DeepSLAM project aims to Develop an end-to-end deep neural network simultaneously capable of (a) Object Detection, and (b) Re-identification/Tracking
(a) Object Detection using RGB images/videos.
(b) Object Re-identification over multiple frames.
This all-in-one solution provides a better level of information integrity and reuse. In doing so, a local belief of the surrounding area is trained with occupancy grid to generate a local implicit map to capture dynamic road condition. Then local coarse implicit mapping is then combined with global accurate road information for above goals.
F6-M Adaptive Manifold Learning for Multi-Sensor Translation and Fusion given Missing Data
The goal of this work is to translate streams of data from individual sensors into a shared manifold-space for joint understanding and processing. This work includes investigation of computational topology for manifold learning, data summarization, and intrinsic dimensionality estimation. In practice, for a given application, processing chains are generally developed for a particular sensor or set of sensors.
F9-V Quasi-Supervised-Learning for SAR Image Recognition
Current synthetic aperture radar (SAR) image recognition systems suffer from significant degradation when the systems are trained with synthetic images but tested with real measured images. To address this issue, the project is aimed at developing a quasi-supervised-learning approach for SAR image recognition. The key idea is transfer learning with quasi-supervised training procedures.
F10-V Robust PCA with Outlier Mitigation
Principal Component Analysis (PCA) has been widely used in computer vision and machine learning applications due to its excellent performance in compression, feature extraction and feature representation. However, PCA suffers from severely degraded performance when outliers exist in datasets. To address this issue, the project is intended to develop a robust PCA algorithm, capable of mitigating outliers. The key idea is to leverage a popularity index for each sample so that outliers will contribute little in finding the projection matrix of the PCA.
M1-V DeepCompression: Deep Learning in Future Video Coding
Conventional video coding methods optimize each part separately which might lead to sub-optimal solution. Motivated by the success of deep learning on computer vision tasks, we are proposing deep learning for video compression in an end-to-end manner.

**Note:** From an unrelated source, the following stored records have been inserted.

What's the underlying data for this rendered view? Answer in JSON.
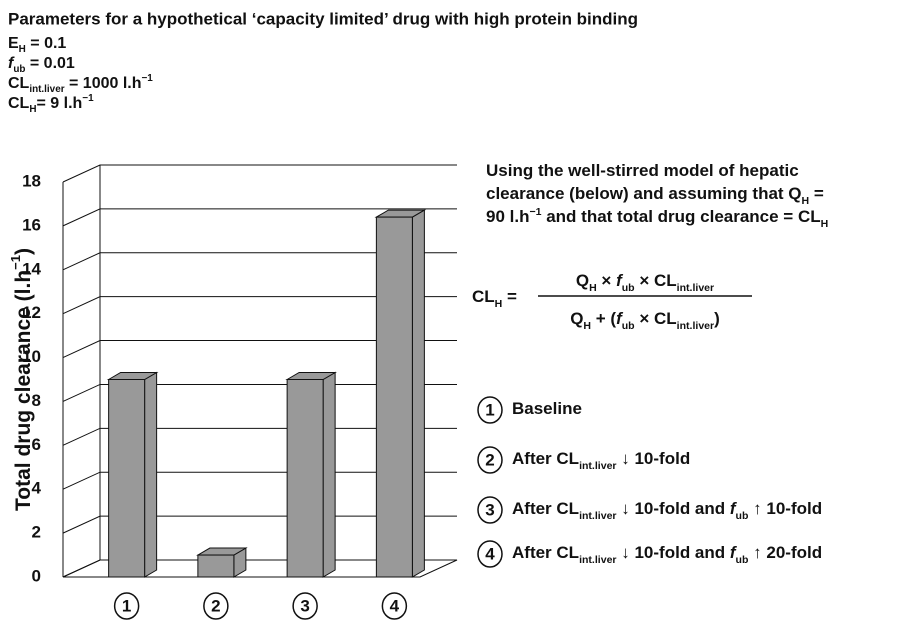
{
  "header": {
    "title": "Parameters for a hypothetical ‘capacity limited’ drug with high protein binding",
    "parameters": [
      [
        {
          "text": "E"
        },
        {
          "sub": "H"
        },
        {
          "text": " = 0.1"
        }
      ],
      [
        {
          "italic": "f"
        },
        {
          "sub": "ub"
        },
        {
          "text": " = 0.01"
        }
      ],
      [
        {
          "text": "CL"
        },
        {
          "sub": "int.liver"
        },
        {
          "text": " = 1000 l.h"
        },
        {
          "sup": "−1"
        }
      ],
      [
        {
          "text": "CL"
        },
        {
          "sub": "H"
        },
        {
          "text": "= 9 l.h"
        },
        {
          "sup": "−1"
        }
      ]
    ]
  },
  "chart_data": {
    "type": "bar",
    "y_label": [
      {
        "text": "Total drug clearance (l.h"
      },
      {
        "sup": "−1"
      },
      {
        "text": ")"
      }
    ],
    "categories": [
      "1",
      "2",
      "3",
      "4"
    ],
    "values": [
      9,
      1,
      9,
      16.4
    ],
    "color": "#999999",
    "ylim": [
      0,
      18
    ],
    "yticks": [
      0,
      2,
      4,
      6,
      8,
      10,
      12,
      14,
      16,
      18
    ],
    "grid": true,
    "category_descriptions": [
      [
        {
          "text": "Baseline"
        }
      ],
      [
        {
          "text": "After CL"
        },
        {
          "sub": "int.liver"
        },
        {
          "text": " ↓ 10-fold"
        }
      ],
      [
        {
          "text": "After CL"
        },
        {
          "sub": "int.liver"
        },
        {
          "text": " ↓ 10-fold and "
        },
        {
          "italic": "f"
        },
        {
          "sub": "ub"
        },
        {
          "text": " ↑ 10-fold"
        }
      ],
      [
        {
          "text": "After CL"
        },
        {
          "sub": "int.liver"
        },
        {
          "text": " ↓ 10-fold and "
        },
        {
          "italic": "f"
        },
        {
          "sub": "ub"
        },
        {
          "text": " ↑ 20-fold"
        }
      ]
    ]
  },
  "annotation": {
    "note": [
      [
        {
          "text": "Using the well-stirred model of hepatic"
        }
      ],
      [
        {
          "text": "clearance (below) and assuming that Q"
        },
        {
          "sub": "H"
        },
        {
          "text": " ="
        }
      ],
      [
        {
          "text": "90 l.h"
        },
        {
          "sup": "−1"
        },
        {
          "text": " and that total drug clearance = CL"
        },
        {
          "sub": "H"
        }
      ]
    ],
    "formula": {
      "lhs": [
        {
          "text": "CL"
        },
        {
          "sub": "H"
        },
        {
          "text": " ="
        }
      ],
      "numerator": [
        {
          "text": "Q"
        },
        {
          "sub": "H"
        },
        {
          "text": " × "
        },
        {
          "italic": "f"
        },
        {
          "sub": "ub"
        },
        {
          "text": " × CL"
        },
        {
          "sub": "int.liver"
        }
      ],
      "denominator": [
        {
          "text": "Q"
        },
        {
          "sub": "H"
        },
        {
          "text": " + ("
        },
        {
          "italic": "f"
        },
        {
          "sub": "ub"
        },
        {
          "text": " × CL"
        },
        {
          "sub": "int.liver"
        },
        {
          "text": ")"
        }
      ]
    }
  }
}
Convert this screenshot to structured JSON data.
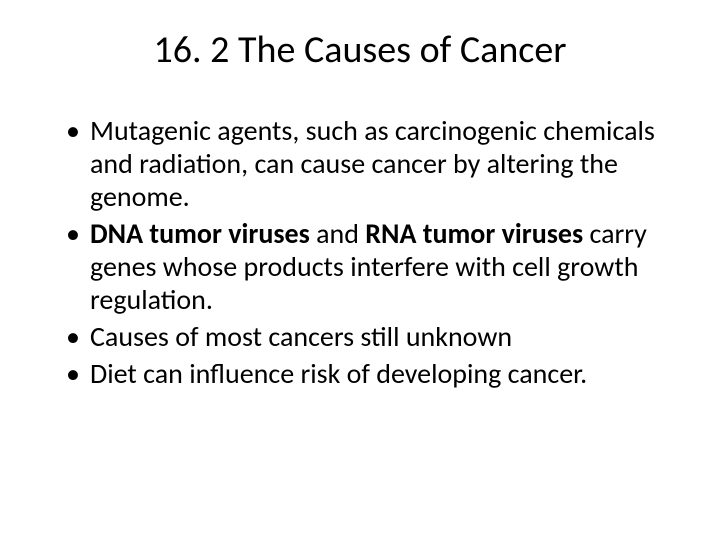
{
  "title": "16. 2  The Causes of Cancer",
  "bullets": {
    "b1_full": "Mutagenic agents, such as carcinogenic chemicals and radiation, can cause cancer by altering the genome.",
    "b2_t1": "DNA tumor viruses",
    "b2_t2": " and ",
    "b2_t3": "RNA tumor viruses",
    "b2_t4": " carry genes whose products interfere with cell growth regulation.",
    "b3_full": "Causes of most cancers still unknown",
    "b4_full": "Diet can influence risk of developing cancer."
  },
  "style": {
    "background_color": "#ffffff",
    "text_color": "#000000",
    "title_fontsize": 38,
    "body_fontsize": 28,
    "font_family": "Calibri"
  }
}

M2-T Point Cloud Denoising
We propose to tackle denoising problem using deep learning into two folds: outlier removal and denoising. We used two stage deep learning pipeline where first stage acts as a binary classifier that classifies 3d points either as outlier or non-outlier. The second stage receives non-outlier and noisy points from the first stage and learns the underlying manifold to produce residual noise from the reference(true) surface.
M6-A Deep Learning for Energy Usage Prediction in Sustainable Building Design
The objectives of this research are: (1) Develop a unified and accurate deep learning based regression model for predicting energy usage of different building types. (2) Develop a zero shot learning approach (using an ontology of building types) to accurately predict energy usage of building types whose data are not available during training. (3) Evaluate the deep learning model against traditional machine learning models. If successful, the proposed research can accurately model the energy usage of a variety of building types for architects and engineers (at design time).
O1-H Semantic Deep Learning for Electronic Health Records
We propose a novel “Semantic Deep Learning” method to analyze the electronic health records of real patients. Our previous work as successfully used a hypergraph- based approach in the clinical text notes from Stanford Hospital’s Clinical Data Warehouse (STRIDE).
O2-M Ontology-based Deep Learning with Explanation for Human Behavior Prediction
The goal of this project is to evaluate contemporary techniques for deep learning model explanations and utilize DL Explanation approach for improving model interpretability.
O3-B Ontology-based Interpretable Deep Learning for Consumer Complaint Explanation and Analysis
In this project, we will investigate ontology-based explainable deep learning (OBDL) algorithms for textual data to identify key factors, concepts, and hypothesis that significantly contribute to the decision made by deep neural networks.